Alzheimer's disease is characterized by progressive loss of cognitive function due to amyloid-beta (Aß) deposits in the central nervous system. If these deposits could be stopped or slowed, Alzheimer's disease might become more manageable.
In the current issue of the Journal of Alzheimer's Disease, a novel paper from researchers from the National Institute for Longevity Sciences, NCGG, Japan and Center for Neurological Diseases, Brigham & Women's Hospital, Harvard Institute of Medicine shows that a new oral vaccine treatment is effective in reducing Alzheimer's disease pathology.
Immunization results from the production of antibodies which attack the harmful agent, using the body's own defenses to remove the threat. In an earlier immunization study, 6 percent of the subjects developed acute meningoencephalitis, most likely caused by autoimmune T-cell activation. This caused the trial to be stopped. By developing vaccines that can minimize this T-cell activation while retaining the production of Aß-antibodies, a safer treatment might result.
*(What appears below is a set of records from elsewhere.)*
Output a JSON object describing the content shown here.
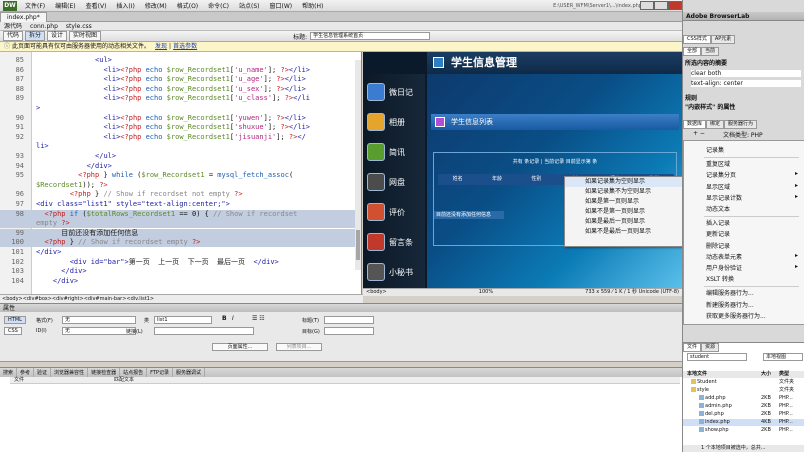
{
  "app": {
    "logo": "DW",
    "menu": [
      "文件(F)",
      "编辑(E)",
      "查看(V)",
      "插入(I)",
      "修改(M)",
      "格式(O)",
      "命令(C)",
      "站点(S)",
      "窗口(W)",
      "帮助(H)"
    ],
    "path": "E:\\USER_WFM\\Server1\\...\\index.php",
    "panel_title": "Adobe BrowserLab"
  },
  "document": {
    "tab": "index.php*",
    "related_files": [
      "源代码",
      "conn.php",
      "style.css"
    ],
    "view_buttons": [
      "代码",
      "拆分",
      "设计",
      "实时视图"
    ],
    "title_label": "标题:",
    "title_value": "学生信息管理系统首页"
  },
  "infobar": {
    "text": "此页面可能具有仅可由服务器使用的动态相关文件。",
    "link1": "发现",
    "link2": "首选参数"
  },
  "code_lines": [
    {
      "n": "85",
      "html": "<span class='tag'>&lt;ul&gt;</span>",
      "indent": "              "
    },
    {
      "n": "86",
      "html": "<span class='tag'>&lt;li&gt;</span><span class='php'>&lt;?php</span> <span class='kw'>echo</span> <span class='var'>$row_Recordset1</span>[<span class='str'>'u_name'</span>]; <span class='php'>?&gt;</span><span class='tag'>&lt;/li&gt;</span>",
      "indent": "                "
    },
    {
      "n": "87",
      "html": "<span class='tag'>&lt;li&gt;</span><span class='php'>&lt;?php</span> <span class='kw'>echo</span> <span class='var'>$row_Recordset1</span>[<span class='str'>'u_age'</span>]; <span class='php'>?&gt;</span><span class='tag'>&lt;/li&gt;</span>",
      "indent": "                "
    },
    {
      "n": "88",
      "html": "<span class='tag'>&lt;li&gt;</span><span class='php'>&lt;?php</span> <span class='kw'>echo</span> <span class='var'>$row_Recordset1</span>[<span class='str'>'u_sex'</span>]; <span class='php'>?&gt;</span><span class='tag'>&lt;/li&gt;</span>",
      "indent": "                "
    },
    {
      "n": "89",
      "html": "<span class='tag'>&lt;li&gt;</span><span class='php'>&lt;?php</span> <span class='kw'>echo</span> <span class='var'>$row_Recordset1</span>[<span class='str'>'u_class'</span>]; <span class='php'>?&gt;</span><span class='tag'>&lt;/li</span>",
      "indent": "                "
    },
    {
      "n": "",
      "html": "<span class='tag'>&gt;</span>",
      "indent": ""
    },
    {
      "n": "90",
      "html": "<span class='tag'>&lt;li&gt;</span><span class='php'>&lt;?php</span> <span class='kw'>echo</span> <span class='var'>$row_Recordset1</span>[<span class='str'>'yuwen'</span>]; <span class='php'>?&gt;</span><span class='tag'>&lt;/li&gt;</span>",
      "indent": "                "
    },
    {
      "n": "91",
      "html": "<span class='tag'>&lt;li&gt;</span><span class='php'>&lt;?php</span> <span class='kw'>echo</span> <span class='var'>$row_Recordset1</span>[<span class='str'>'shuxue'</span>]; <span class='php'>?&gt;</span><span class='tag'>&lt;/li&gt;</span>",
      "indent": "                "
    },
    {
      "n": "92",
      "html": "<span class='tag'>&lt;li&gt;</span><span class='php'>&lt;?php</span> <span class='kw'>echo</span> <span class='var'>$row_Recordset1</span>[<span class='str'>'jisuanji'</span>]; <span class='php'>?&gt;</span><span class='tag'>&lt;/</span>",
      "indent": "                "
    },
    {
      "n": "",
      "html": "<span class='tag'>li&gt;</span>",
      "indent": ""
    },
    {
      "n": "93",
      "html": "<span class='tag'>&lt;/ul&gt;</span>",
      "indent": "              "
    },
    {
      "n": "94",
      "html": "<span class='tag'>&lt;/div&gt;</span>",
      "indent": "            "
    },
    {
      "n": "95",
      "html": "<span class='php'>&lt;?php</span> } <span class='kw'>while</span> (<span class='var'>$row_Recordset1</span> = <span class='kw'>mysql_fetch_assoc</span>(",
      "indent": "          "
    },
    {
      "n": "",
      "html": "<span class='var'>$Recordset1</span>)); <span class='php'>?&gt;</span>",
      "indent": ""
    },
    {
      "n": "96",
      "html": "<span class='php'>&lt;?php</span> } <span class='cmt'>// Show if recordset not empty</span> <span class='php'>?&gt;</span>",
      "indent": "        "
    },
    {
      "n": "97",
      "html": "<span class='tag'>&lt;div class=\"list1\" style=\"text-align:center;\"&gt;</span>",
      "indent": ""
    },
    {
      "n": "98",
      "html": "<span class='php'>&lt;?php</span> <span class='kw'>if</span> (<span class='var'>$totalRows_Recordset1</span> == 0) { <span class='cmt'>// Show if recordset</span>",
      "indent": "  ",
      "sel": true
    },
    {
      "n": "",
      "html": "<span class='cmt'>empty</span> <span class='php'>?&gt;</span>",
      "indent": "",
      "sel": true
    },
    {
      "n": "99",
      "html": "<span class='tx'>目前还没有添加任何信息</span>",
      "indent": "      ",
      "sel": true
    },
    {
      "n": "100",
      "html": "<span class='php'>&lt;?php</span> } <span class='cmt'>// Show if recordset empty</span> <span class='php'>?&gt;</span>",
      "indent": "  ",
      "sel": true
    },
    {
      "n": "101",
      "html": "<span class='tag'>&lt;/div&gt;</span>",
      "indent": ""
    },
    {
      "n": "102",
      "html": "<span class='tag'>&lt;div id=\"bar\"&gt;</span><span class='tx'>第一页  上一页  下一页  最后一页</span>  <span class='tag'>&lt;/div&gt;</span>",
      "indent": "        "
    },
    {
      "n": "103",
      "html": "<span class='tag'>&lt;/div&gt;</span>",
      "indent": "      "
    },
    {
      "n": "104",
      "html": "<span class='tag'>&lt;/div&gt;</span>",
      "indent": "    "
    }
  ],
  "design": {
    "header": "学生信息管理",
    "title_bar": "学生信息列表",
    "side_items": [
      "微日记",
      "相册",
      "简讯",
      "网盘",
      "评价",
      "留言条",
      "小秘书"
    ],
    "summary_text": "共有 条记录 | 当前记录 目前显示第 条",
    "columns": [
      "姓名",
      "年龄",
      "性别",
      "班级",
      "语文",
      "数学"
    ],
    "empty_row": "目前还没有添加任何信息"
  },
  "context_menu": [
    "如果记录集为空则显示",
    "如果记录集不为空则显示",
    "如果是第一页则显示",
    "如果不是第一页则显示",
    "如果是最后一页则显示",
    "如果不是最后一页则显示"
  ],
  "design_status": {
    "left": "<body>",
    "zoom": "100%",
    "right": "733 x 559 ⁄ 1 K / 1 秒 Unicode (UTF-8)"
  },
  "tagbar": "<body><div#box><div#right><div#main-bar><div.list1>",
  "properties": {
    "header": "属性",
    "html_btn": "HTML",
    "css_btn": "CSS",
    "format_label": "格式(F)",
    "format_value": "无",
    "class_label": "类",
    "class_value": "list1",
    "id_label": "ID(I)",
    "id_value": "无",
    "link_label": "链接(L)",
    "title_label": "标题(T)",
    "target_label": "目标(G)",
    "page_props": "页面属性...",
    "list_item": "列表项目..."
  },
  "results": {
    "tabs": [
      "搜索",
      "参考",
      "验证",
      "浏览器兼容性",
      "链接检查器",
      "站点报告",
      "FTP记录",
      "服务器调试"
    ],
    "col_file": "文件",
    "col_desc": "匹配文本"
  },
  "right_panel": {
    "tabs": [
      "CSS样式",
      "AP元素"
    ],
    "tabs2": [
      "全部",
      "当前"
    ],
    "section1": "所选内容的摘要",
    "rule1": "clear       both",
    "rule2": "text-align: center",
    "section2": "规则",
    "section3": "\"内嵌样式\" 的属性",
    "db_tabs": [
      "数据库",
      "绑定",
      "服务器行为"
    ],
    "doc_type": "文档类型: PHP"
  },
  "server_menu": {
    "items": [
      "记录集",
      "重复区域",
      "记录集分页",
      "显示区域",
      "显示记录计数",
      "动态文本",
      "插入记录",
      "更新记录",
      "删除记录",
      "动态表单元素",
      "用户身份验证",
      "XSLT 转换",
      "编辑服务器行为...",
      "新建服务器行为...",
      "获取更多服务器行为..."
    ]
  },
  "files": {
    "tabs": [
      "文件",
      "资源"
    ],
    "site": "student",
    "view": "本地视图",
    "col_name": "本地文件",
    "col_size": "大小",
    "col_type": "类型",
    "rows": [
      {
        "name": "Student",
        "size": "",
        "type": "文件夹",
        "kind": "folder",
        "lvl": 1
      },
      {
        "name": "style",
        "size": "",
        "type": "文件夹",
        "kind": "folder",
        "lvl": 1
      },
      {
        "name": "add.php",
        "size": "2KB",
        "type": "PHP...",
        "kind": "php",
        "lvl": 2
      },
      {
        "name": "admin.php",
        "size": "2KB",
        "type": "PHP...",
        "kind": "php",
        "lvl": 2
      },
      {
        "name": "del.php",
        "size": "2KB",
        "type": "PHP...",
        "kind": "php",
        "lvl": 2
      },
      {
        "name": "index.php",
        "size": "4KB",
        "type": "PHP...",
        "kind": "php",
        "lvl": 2
      },
      {
        "name": "show.php",
        "size": "2KB",
        "type": "PHP...",
        "kind": "php",
        "lvl": 2
      }
    ],
    "status": "1 个本地项目被选中，总共..."
  }
}
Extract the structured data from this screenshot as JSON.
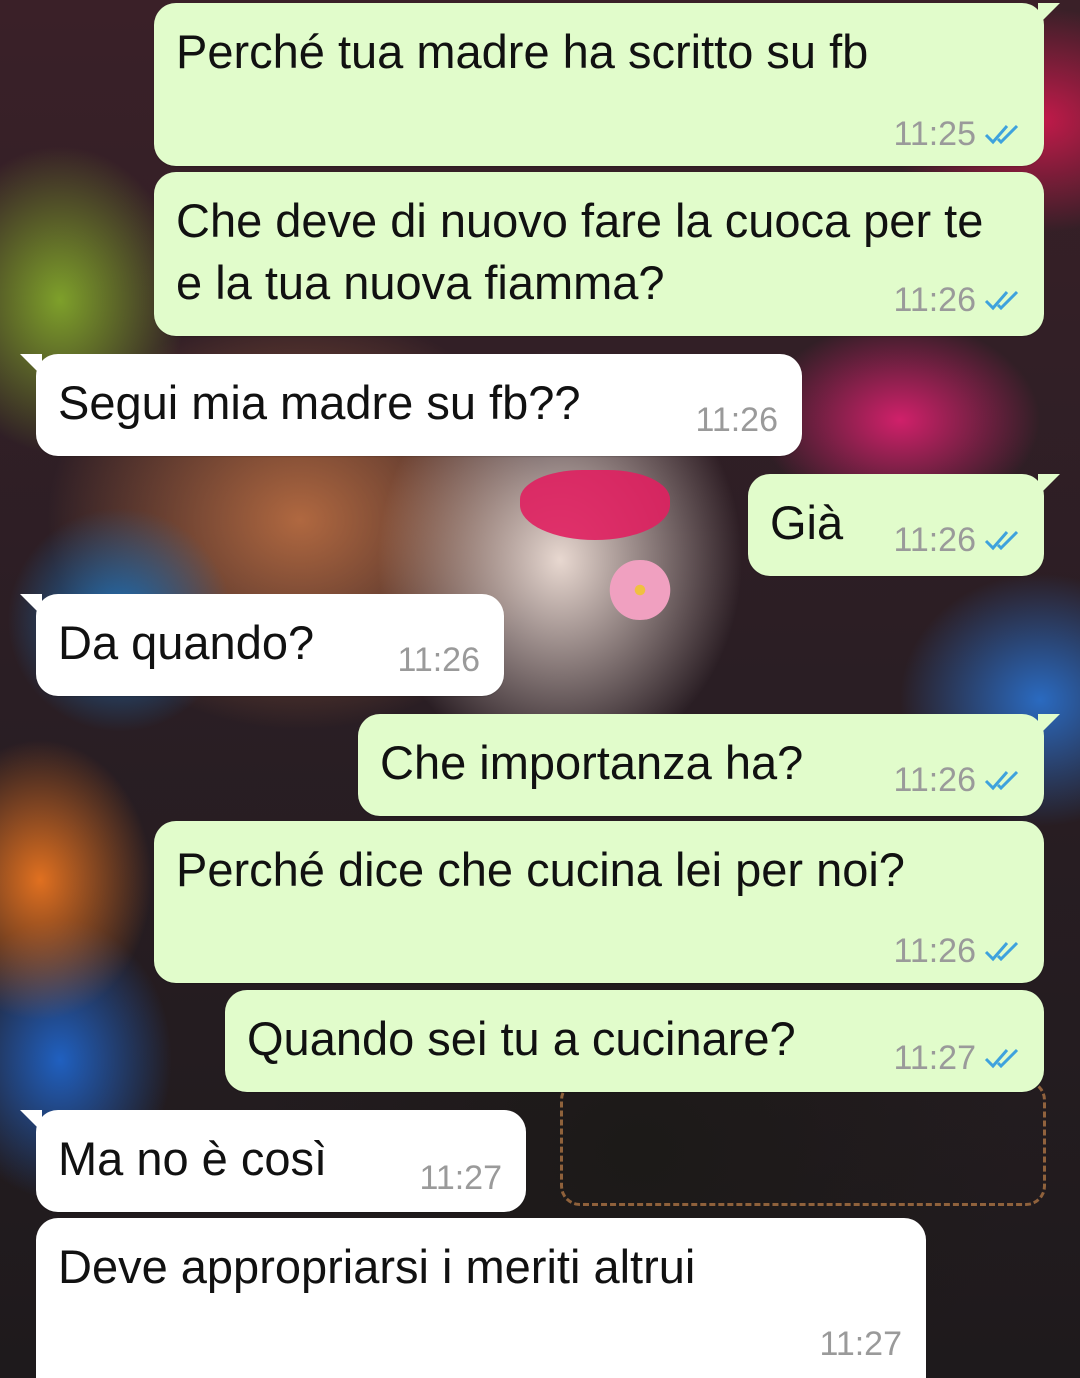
{
  "theme": {
    "outgoing_bubble": "#e1fccb",
    "incoming_bubble": "#ffffff",
    "tick_color": "#3ea2dd",
    "time_color": "#9a9a9a"
  },
  "messages": [
    {
      "direction": "out",
      "text": "Perché tua madre ha scritto su fb",
      "time": "11:25",
      "status": "read-double-check-icon"
    },
    {
      "direction": "out",
      "text": "Che deve di nuovo fare la cuoca per te e la tua nuova fiamma?",
      "time": "11:26",
      "status": "read-double-check-icon"
    },
    {
      "direction": "in",
      "text": "Segui mia madre su fb??",
      "time": "11:26"
    },
    {
      "direction": "out",
      "text": "Già",
      "time": "11:26",
      "status": "read-double-check-icon"
    },
    {
      "direction": "in",
      "text": "Da quando?",
      "time": "11:26"
    },
    {
      "direction": "out",
      "text": "Che importanza ha?",
      "time": "11:26",
      "status": "read-double-check-icon"
    },
    {
      "direction": "out",
      "text": "Perché dice che cucina lei per noi?",
      "time": "11:26",
      "status": "read-double-check-icon"
    },
    {
      "direction": "out",
      "text": "Quando sei tu a cucinare?",
      "time": "11:27",
      "status": "read-double-check-icon"
    },
    {
      "direction": "in",
      "text": "Ma no è così",
      "time": "11:27"
    },
    {
      "direction": "in",
      "text": "Deve appropriarsi i meriti altrui",
      "time": "11:27"
    }
  ]
}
The researchers attached Aß DNA to an adeno-associated virus vector and administered this vaccine to mice orally. Not only were the Aß levels decreased, but the T-cell immune response was significantly reduced. A single dose of this vaccine enhanced the production of Aß-antibodies for more than 6 months. Immunohistochemistry of the mouse brain tissue showed that the extra-cellular amyloid deposits were clearly decreased compared to the non-treated mouse.
Hideo Hara, M.D, writes "This new oral vaccine does not induce strong T cell immune reactions, and hence it could reduce the side effect of such meningoencephalitis…This new therapy seems to be effective for prevention and treatment of Alzheimer's disease."